TRAGEDI KEPALA MOHAWK

Koran yang baru datang pagi ini dihempaskan begitu saja oleh Erni. Ia kemudian mengangkat kedua kakinya di atas kursi. Tubuhnya sesaat bergidik dan merasa merinding. Itu semua melanda karena semenit lalu ia membaca satu berita pembunuhan. Sebenarnya ia kini mulai terbiasa dengan berita macam itu lantaran hampir setiap hari terjadi. Namun yang membuat ia merinding adalah korban pembunuhan selalu kehilangan jari kelingking kirinya. Sampai saat ini aparat belum dapat menemukan pembunuh yang telah makan 10 korban.
Erni kemudian melangkah ke kamarnya untuk melupakan berita itu. Biasanya ia langsung bisa menghempas berita pembunuhan yang ia baca. Tetapi entah mengapa ada perasaan yang tidak enak yang menghimpitnya. Ia kini hanya terbaring tidur dan berharap bisa melanjutkan mimpinya kembali. Ia berniat untuk tidur lagi.
Di dalam hatinya terbersit tanya, mengapa pembunuh itu begitu nekat. Dan yang lebih aneh lagi, kesepuluh korban itu adalah para finalis pemilihan ajang ‘Sweet King’ yang akan diselenggarakan kotanya itu minggu depan. Korban selalu ditemukan mati mengenaskan dengan kepala yang dicukur habis sisi kanan dan kirinya. Rambut korban yang tersisa hanya di tengah ala ‘mohican’ dengan kelingking yang telah hilang terpotong. Sungguh tragis!
KRIING. KRIING.
Deringan telepon itu sempet bikin deg-degan. Erni langsung bangkit dari ranjang untuk menerimanya.

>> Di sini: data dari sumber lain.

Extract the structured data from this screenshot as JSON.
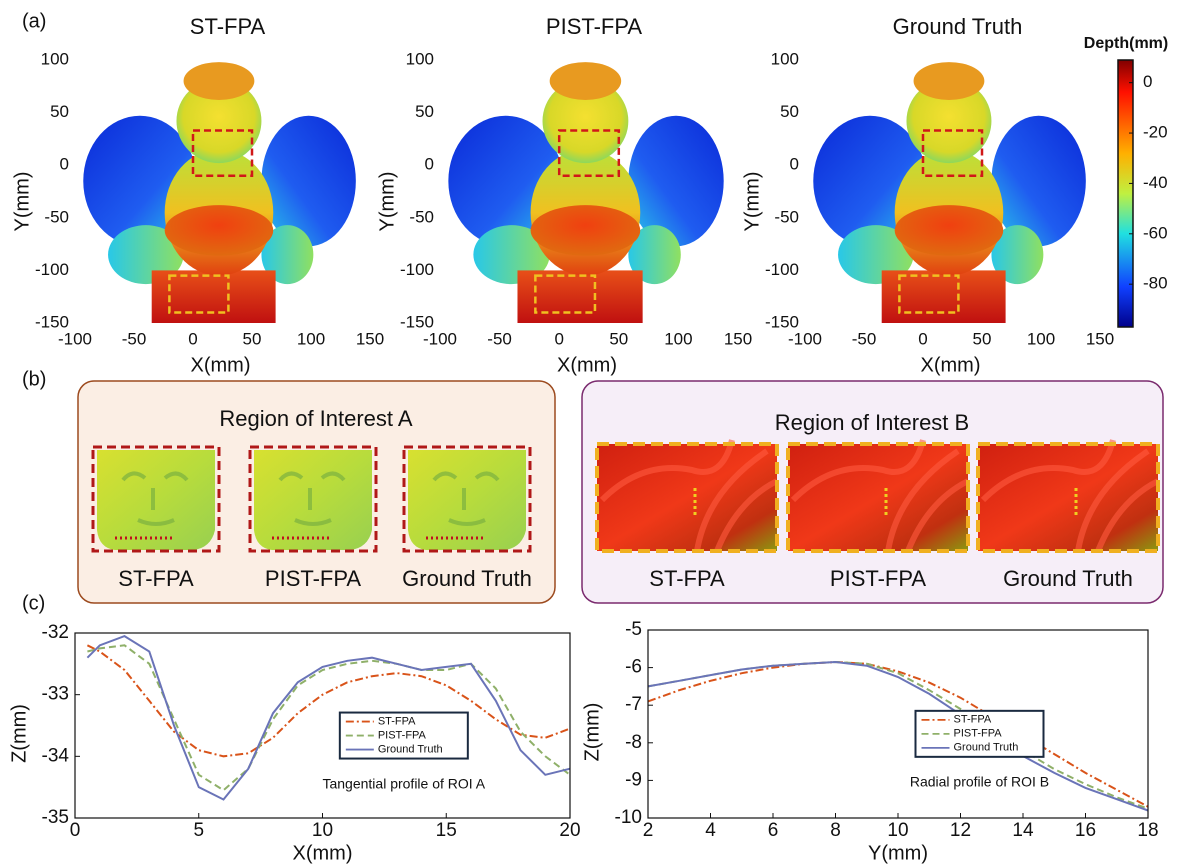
{
  "panels": {
    "a": "(a)",
    "b": "(b)",
    "c": "(c)"
  },
  "roi": [
    {
      "title": "Region of Interest A",
      "captions": [
        "ST-FPA",
        "PIST-FPA",
        "Ground Truth"
      ]
    },
    {
      "title": "Region of Interest B",
      "captions": [
        "ST-FPA",
        "PIST-FPA",
        "Ground Truth"
      ]
    }
  ],
  "chart_data": [
    {
      "type": "image",
      "title": "ST-FPA",
      "x_label": "X(mm)",
      "y_label": "Y(mm)",
      "xlim": [
        -100,
        150
      ],
      "ylim": [
        -150,
        100
      ],
      "xticks": [
        -100,
        -50,
        0,
        50,
        100,
        150
      ],
      "yticks": [
        -150,
        -100,
        -50,
        0,
        50,
        100
      ]
    },
    {
      "type": "image",
      "title": "PIST-FPA",
      "x_label": "X(mm)",
      "y_label": "Y(mm)",
      "xlim": [
        -100,
        150
      ],
      "ylim": [
        -150,
        100
      ],
      "xticks": [
        -100,
        -50,
        0,
        50,
        100,
        150
      ],
      "yticks": [
        -150,
        -100,
        -50,
        0,
        50,
        100
      ]
    },
    {
      "type": "image",
      "title": "Ground Truth",
      "x_label": "X(mm)",
      "y_label": "Y(mm)",
      "xlim": [
        -100,
        150
      ],
      "ylim": [
        -150,
        100
      ],
      "xticks": [
        -100,
        -50,
        0,
        50,
        100,
        150
      ],
      "yticks": [
        -150,
        -100,
        -50,
        0,
        50,
        100
      ]
    },
    {
      "type": "colorbar",
      "title": "Depth(mm)",
      "ylim": [
        -97,
        9
      ],
      "yticks": [
        -80,
        -60,
        -40,
        -20,
        0
      ]
    },
    {
      "type": "line",
      "x_label": "X(mm)",
      "y_label": "Z(mm)",
      "annotation": "Tangential profile of ROI A",
      "xlim": [
        0,
        20
      ],
      "ylim": [
        -35,
        -32
      ],
      "xticks": [
        0,
        5,
        10,
        15,
        20
      ],
      "yticks": [
        -35,
        -34,
        -33,
        -32
      ],
      "x": [
        0.5,
        1,
        2,
        3,
        4,
        5,
        6,
        7,
        8,
        9,
        10,
        11,
        12,
        13,
        14,
        15,
        16,
        17,
        18,
        19,
        20
      ],
      "series": [
        {
          "name": "ST-FPA",
          "color": "#d95319",
          "linestyle": "dash-dot",
          "values": [
            -32.2,
            -32.3,
            -32.6,
            -33.1,
            -33.6,
            -33.9,
            -34.0,
            -33.95,
            -33.7,
            -33.3,
            -33.0,
            -32.8,
            -32.7,
            -32.65,
            -32.7,
            -32.85,
            -33.1,
            -33.4,
            -33.65,
            -33.7,
            -33.55
          ]
        },
        {
          "name": "PIST-FPA",
          "color": "#8fb069",
          "linestyle": "dashed",
          "values": [
            -32.3,
            -32.25,
            -32.2,
            -32.5,
            -33.4,
            -34.3,
            -34.55,
            -34.2,
            -33.4,
            -32.85,
            -32.6,
            -32.5,
            -32.45,
            -32.5,
            -32.6,
            -32.6,
            -32.5,
            -32.9,
            -33.6,
            -34.0,
            -34.3
          ]
        },
        {
          "name": "Ground Truth",
          "color": "#6a74b8",
          "linestyle": "solid",
          "values": [
            -32.4,
            -32.2,
            -32.05,
            -32.3,
            -33.5,
            -34.5,
            -34.7,
            -34.2,
            -33.3,
            -32.8,
            -32.55,
            -32.45,
            -32.4,
            -32.5,
            -32.6,
            -32.55,
            -32.5,
            -33.1,
            -33.9,
            -34.3,
            -34.2
          ]
        }
      ]
    },
    {
      "type": "line",
      "x_label": "Y(mm)",
      "y_label": "Z(mm)",
      "annotation": "Radial profile of ROI B",
      "xlim": [
        2,
        18
      ],
      "ylim": [
        -10,
        -5
      ],
      "xticks": [
        2,
        4,
        6,
        8,
        10,
        12,
        14,
        16,
        18
      ],
      "yticks": [
        -10,
        -9,
        -8,
        -7,
        -6,
        -5
      ],
      "x": [
        2,
        3,
        4,
        5,
        6,
        7,
        8,
        9,
        10,
        11,
        12,
        13,
        14,
        15,
        16,
        17,
        18
      ],
      "series": [
        {
          "name": "ST-FPA",
          "color": "#d95319",
          "linestyle": "dash-dot",
          "values": [
            -6.9,
            -6.6,
            -6.35,
            -6.15,
            -6.0,
            -5.9,
            -5.85,
            -5.9,
            -6.1,
            -6.4,
            -6.8,
            -7.3,
            -7.8,
            -8.3,
            -8.8,
            -9.25,
            -9.7
          ]
        },
        {
          "name": "PIST-FPA",
          "color": "#8fb069",
          "linestyle": "dashed",
          "values": [
            -6.5,
            -6.35,
            -6.2,
            -6.05,
            -5.95,
            -5.9,
            -5.85,
            -5.9,
            -6.15,
            -6.6,
            -7.1,
            -7.65,
            -8.2,
            -8.7,
            -9.1,
            -9.45,
            -9.75
          ]
        },
        {
          "name": "Ground Truth",
          "color": "#6a74b8",
          "linestyle": "solid",
          "values": [
            -6.5,
            -6.35,
            -6.2,
            -6.05,
            -5.95,
            -5.9,
            -5.85,
            -5.95,
            -6.25,
            -6.7,
            -7.25,
            -7.8,
            -8.35,
            -8.8,
            -9.2,
            -9.5,
            -9.8
          ]
        }
      ]
    }
  ]
}
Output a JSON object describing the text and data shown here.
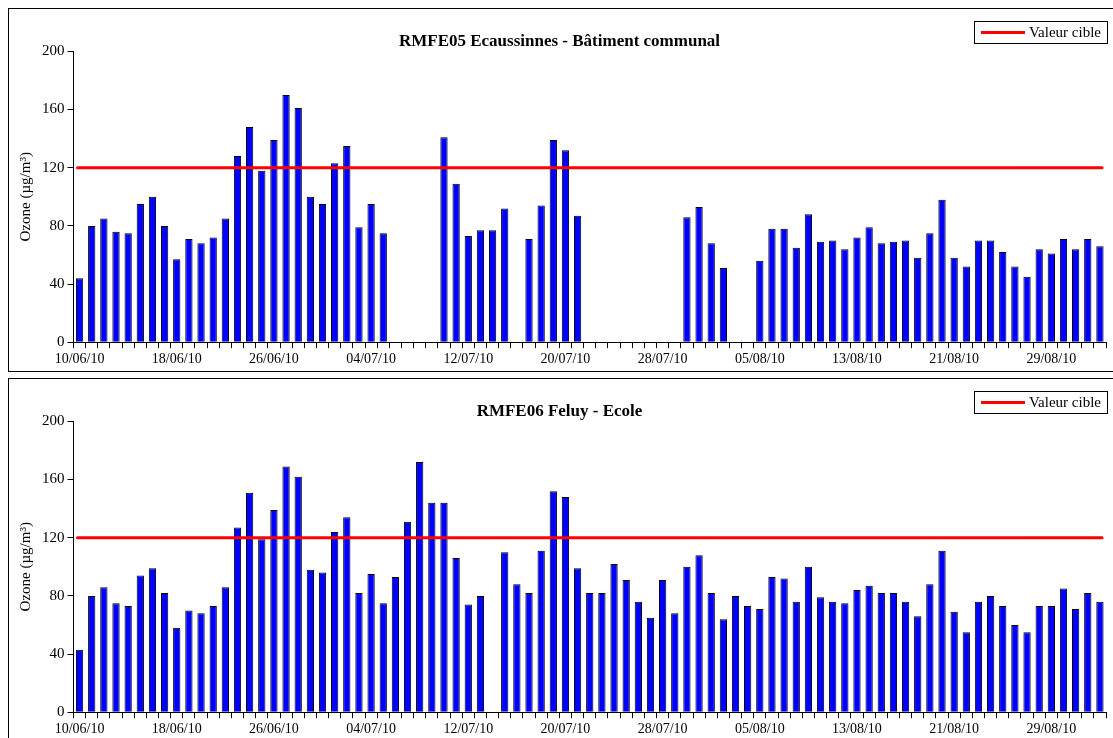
{
  "chart_data": [
    {
      "type": "bar",
      "title": "RMFE05 Ecaussinnes - Bâtiment communal",
      "ylabel": "Ozone (µg/m³)",
      "categories": [
        "10/06/10",
        null,
        null,
        null,
        null,
        null,
        null,
        null,
        "18/06/10",
        null,
        null,
        null,
        null,
        null,
        null,
        null,
        "26/06/10",
        null,
        null,
        null,
        null,
        null,
        null,
        null,
        "04/07/10",
        null,
        null,
        null,
        null,
        null,
        null,
        null,
        "12/07/10",
        null,
        null,
        null,
        null,
        null,
        null,
        null,
        "20/07/10",
        null,
        null,
        null,
        null,
        null,
        null,
        null,
        "28/07/10",
        null,
        null,
        null,
        null,
        null,
        null,
        null,
        "05/08/10",
        null,
        null,
        null,
        null,
        null,
        null,
        null,
        "13/08/10",
        null,
        null,
        null,
        null,
        null,
        null,
        null,
        "21/08/10",
        null,
        null,
        null,
        null,
        null,
        null,
        null,
        "29/08/10",
        null,
        null,
        null,
        null
      ],
      "series": [
        {
          "color": "#0000ff",
          "values": [
            44,
            80,
            85,
            76,
            75,
            95,
            100,
            80,
            57,
            71,
            68,
            72,
            85,
            128,
            148,
            118,
            139,
            170,
            161,
            100,
            95,
            123,
            135,
            79,
            95,
            75,
            null,
            null,
            null,
            null,
            141,
            109,
            73,
            77,
            77,
            92,
            null,
            71,
            94,
            139,
            132,
            87,
            null,
            null,
            null,
            null,
            null,
            null,
            null,
            null,
            86,
            93,
            68,
            51,
            null,
            null,
            56,
            78,
            78,
            65,
            88,
            69,
            70,
            64,
            72,
            79,
            68,
            69,
            70,
            58,
            75,
            98,
            58,
            52,
            70,
            70,
            62,
            52,
            45,
            64,
            61,
            71,
            64,
            71,
            66
          ]
        }
      ],
      "ylim": [
        0,
        200
      ],
      "yticks": [
        0,
        40,
        80,
        120,
        160,
        200
      ],
      "grid": false,
      "legend": "top right",
      "ref_lines": [
        {
          "axis": "y",
          "value": 120,
          "label": "Valeur cible",
          "color": "#ff0000"
        }
      ]
    },
    {
      "type": "bar",
      "title": "RMFE06 Feluy - Ecole",
      "ylabel": "Ozone (µg/m³)",
      "categories": [
        "10/06/10",
        null,
        null,
        null,
        null,
        null,
        null,
        null,
        "18/06/10",
        null,
        null,
        null,
        null,
        null,
        null,
        null,
        "26/06/10",
        null,
        null,
        null,
        null,
        null,
        null,
        null,
        "04/07/10",
        null,
        null,
        null,
        null,
        null,
        null,
        null,
        "12/07/10",
        null,
        null,
        null,
        null,
        null,
        null,
        null,
        "20/07/10",
        null,
        null,
        null,
        null,
        null,
        null,
        null,
        "28/07/10",
        null,
        null,
        null,
        null,
        null,
        null,
        null,
        "05/08/10",
        null,
        null,
        null,
        null,
        null,
        null,
        null,
        "13/08/10",
        null,
        null,
        null,
        null,
        null,
        null,
        null,
        "21/08/10",
        null,
        null,
        null,
        null,
        null,
        null,
        null,
        "29/08/10",
        null,
        null,
        null,
        null
      ],
      "series": [
        {
          "color": "#0000ff",
          "values": [
            43,
            80,
            86,
            75,
            73,
            94,
            99,
            82,
            58,
            70,
            68,
            73,
            86,
            127,
            151,
            119,
            139,
            169,
            162,
            98,
            96,
            124,
            134,
            82,
            95,
            75,
            93,
            131,
            172,
            144,
            144,
            106,
            74,
            80,
            null,
            110,
            88,
            82,
            111,
            152,
            148,
            99,
            82,
            82,
            102,
            91,
            76,
            65,
            91,
            68,
            100,
            108,
            82,
            64,
            80,
            73,
            71,
            93,
            92,
            76,
            100,
            79,
            76,
            75,
            84,
            87,
            82,
            82,
            76,
            66,
            88,
            111,
            69,
            55,
            76,
            80,
            73,
            60,
            55,
            73,
            73,
            85,
            71,
            82,
            76
          ]
        }
      ],
      "ylim": [
        0,
        200
      ],
      "yticks": [
        0,
        40,
        80,
        120,
        160,
        200
      ],
      "grid": false,
      "legend": "top right",
      "ref_lines": [
        {
          "axis": "y",
          "value": 120,
          "label": "Valeur cible",
          "color": "#ff0000"
        }
      ]
    }
  ]
}
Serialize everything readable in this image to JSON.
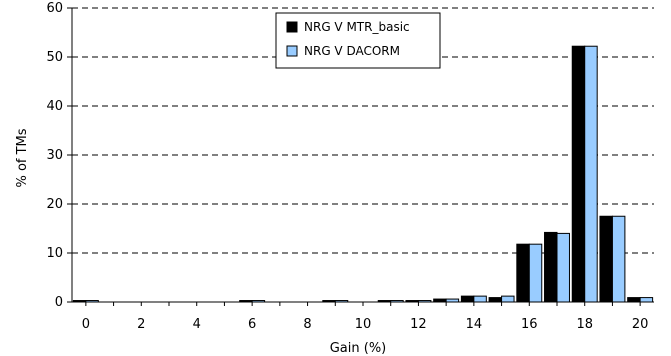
{
  "chart_data": {
    "type": "bar",
    "title": "",
    "xlabel": "Gain (%)",
    "ylabel": "% of TMs",
    "xlim": [
      -0.5,
      20.5
    ],
    "ylim": [
      0,
      60
    ],
    "yticks": [
      0,
      10,
      20,
      30,
      40,
      50,
      60
    ],
    "xticks": [
      0,
      2,
      4,
      6,
      8,
      10,
      12,
      14,
      16,
      18,
      20
    ],
    "grid": true,
    "legend_position": "top-center",
    "categories": [
      0,
      1,
      2,
      3,
      4,
      5,
      6,
      7,
      8,
      9,
      10,
      11,
      12,
      13,
      14,
      15,
      16,
      17,
      18,
      19,
      20
    ],
    "series": [
      {
        "name": "NRG V MTR_basic",
        "color": "#000000",
        "values": [
          0.3,
          0,
          0,
          0,
          0,
          0,
          0.3,
          0,
          0,
          0.3,
          0,
          0.3,
          0.3,
          0.6,
          1.2,
          0.9,
          11.8,
          14.2,
          52.2,
          17.5,
          0.9
        ]
      },
      {
        "name": "NRG V DACORM",
        "color": "#99ccff",
        "values": [
          0.3,
          0,
          0,
          0,
          0,
          0,
          0.3,
          0,
          0,
          0.3,
          0,
          0.3,
          0.3,
          0.6,
          1.2,
          1.2,
          11.8,
          14.0,
          52.2,
          17.5,
          0.9
        ]
      }
    ]
  }
}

“Grek ternyata ikut terbunuh, Erni!”
Suara Sari yang terlihat serak itu kini menambah shock. Grek adalah kekasih Verda, temen kelasnya.
“Yang benar saja, Sar ?!”
“Benar. Ia korban kesebelas..”
Erni kini baru ingat kalau Grek turut jadi Finalis dalam pemilihan itu. Ia lalu bergegas bersiap untuk pergi ke rumah Grek, bersama kelima sohibnya yang lain.
Kali ini Erni tergolong cepat. Hanya dalam lima belas menit ia sudah selesai. Bunyi klakson Handi yang keras itu membuat Erni langsung melesat. Di dalam mobil Kodok berwarna hijau itu telah ada Sari, Yone, Chaca di jok belakang dan Handi yang menyetir. Kelima sobatnya itu telah tahu sejak tadi pagi.
“Kapan Grek....” belum sempat pertanyaan Erni itu keluar, ia langsung ditarik Sari untuk masuk ke dalam mobil. Segera Handi mengegas kencang mobilnya.
“Tadi pagi, jam 5, Grek ditemukan tewas di kamar mandi.” Kali ini Yone, cowok putih pendek dengan rambut lurus itu menjelaskan.
“Dengan cukuran kepala mohican ?”
“Tentu saja.”
“Astaga! Tragis benar.”
“Kita harus membantu aparat menemukan pembunuh itu.” Chaca menyampaikan maksud ketiga kawan karib Erni yang lain.
“Untuk apa?” pertanyaan Erni itu membuat keempat kawannya mengarahkan pandangan mengejutkan ke arahnya. Ia jadi tertunduk. Tetapi kemudian Handi yang bijaksana itu menjelaskan pada Erni.
“Seluruh penduduk kota sangat ketakutan dengan kejadian ini. Kamu tahu kan, meskipun kota kita ini kecil, tetapi tentu tidak mudah menemukannya. Bapakku bilang, kalau di kantornya, tenaga polisi sudah cukup terkuras, sebab belum sempat menyelidik pembunuhan yang satu, sudah terjadi pembunuhan yang lain. Jadi kayaknya, mereka butuh bantuan kita.”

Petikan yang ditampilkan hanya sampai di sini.